An interesting and growing sector is fintech startups offer credit to non-prime borrowers. The problem is well known: people who have less than ideal credit histories, if not outright problematic, as well as no history do not have easy access to credit. When they do, they face impossibly high-interest rates that not only make the loans unappealing but can actually be the cause of default. An important result in economics, known as “adverse selection”, implies that if rates are “too high” the only ones who will borrow are those who do not expect to pay back. An incentive problem with no easy solution. Low-quality borrowers are not appealing to lenders but without access to credit, it might be extremely difficult for people to overcome hardship. The question then becomes whether there is other information that should be considered and could it potentially allows access for underserved groups at manageable rates? The number of ideas out there is plentiful but what is most interesting is reliance on data, machine learning and modern techniques to unlock new insights for rather old problems. Even for those new businesses, which might be considered welcome innovation, although it is not clear what scenarios could materialize in stressful situations. The industry as a whole appears to have material exposure to fixed income, which banks are more used to handling. Liquidity and cash flow could be concerns too. Banks have deposit insurance so they are less likely to experience runs, whereas it is not clear what would happen to uninsured lenders in case of a confidence crisis. Long term solvency might not be of much help if the cash needed for short term obligations becomes unavailable. Scenarios of contagion are also to be kept into account, particularly when leverage is involved.

 

One might ask why shadow banking does not get more regulatory attention then. The answer probably lies in the complexity and variety of businesses under this wide umbrella. A fair amount of lobbying against more controls might be part of it as well.

 

Regardless of all the questions and differences, the shadow lending sector has a critical role in keeping the economy humming.

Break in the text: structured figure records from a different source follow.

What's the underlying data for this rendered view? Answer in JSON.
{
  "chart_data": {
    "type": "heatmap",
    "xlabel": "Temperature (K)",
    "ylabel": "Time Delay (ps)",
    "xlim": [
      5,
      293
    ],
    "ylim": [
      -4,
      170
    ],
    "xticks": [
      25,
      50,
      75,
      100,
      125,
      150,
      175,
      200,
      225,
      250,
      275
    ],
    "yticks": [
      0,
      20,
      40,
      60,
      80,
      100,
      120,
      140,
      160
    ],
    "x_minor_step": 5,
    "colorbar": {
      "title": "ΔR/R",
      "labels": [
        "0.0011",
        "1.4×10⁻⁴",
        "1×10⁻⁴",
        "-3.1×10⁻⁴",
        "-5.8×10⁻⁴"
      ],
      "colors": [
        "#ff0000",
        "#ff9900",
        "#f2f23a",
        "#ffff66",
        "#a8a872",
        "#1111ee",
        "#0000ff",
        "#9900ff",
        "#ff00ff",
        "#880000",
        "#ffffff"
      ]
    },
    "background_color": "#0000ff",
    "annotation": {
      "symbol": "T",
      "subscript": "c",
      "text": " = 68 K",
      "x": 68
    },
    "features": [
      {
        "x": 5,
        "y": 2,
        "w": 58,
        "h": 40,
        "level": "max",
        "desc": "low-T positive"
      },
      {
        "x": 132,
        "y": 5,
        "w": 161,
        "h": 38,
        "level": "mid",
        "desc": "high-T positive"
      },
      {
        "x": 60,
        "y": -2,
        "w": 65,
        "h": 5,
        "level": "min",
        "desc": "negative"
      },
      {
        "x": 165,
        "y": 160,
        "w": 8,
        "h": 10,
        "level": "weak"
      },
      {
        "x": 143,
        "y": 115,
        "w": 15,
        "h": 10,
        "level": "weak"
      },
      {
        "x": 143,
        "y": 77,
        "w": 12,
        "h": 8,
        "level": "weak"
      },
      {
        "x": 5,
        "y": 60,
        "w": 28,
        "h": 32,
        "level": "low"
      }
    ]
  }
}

Understanding its complexity and relevance might be a very high priority by the time the next credit crunch comes around.

 

Looking ahead

 

Over the last few months, we have been willfully overlooking the unfolding of the Brexit saga in the UK. It was never considered to be a viable option economically and the political side of it has reached new bizarre peaks that are not worth discussing. It is on hold for now and perhaps for later too.

 

Interest rates remain on hold in the U.S. while a side of the political spectrum asks for unlikely cuts. The trade agreement that was possibly expected for April has not materialized yet, but the mood remains upbeat. Not too many short-term drivers for the market even though debt ceiling and budget might creep back into the conversation at any point.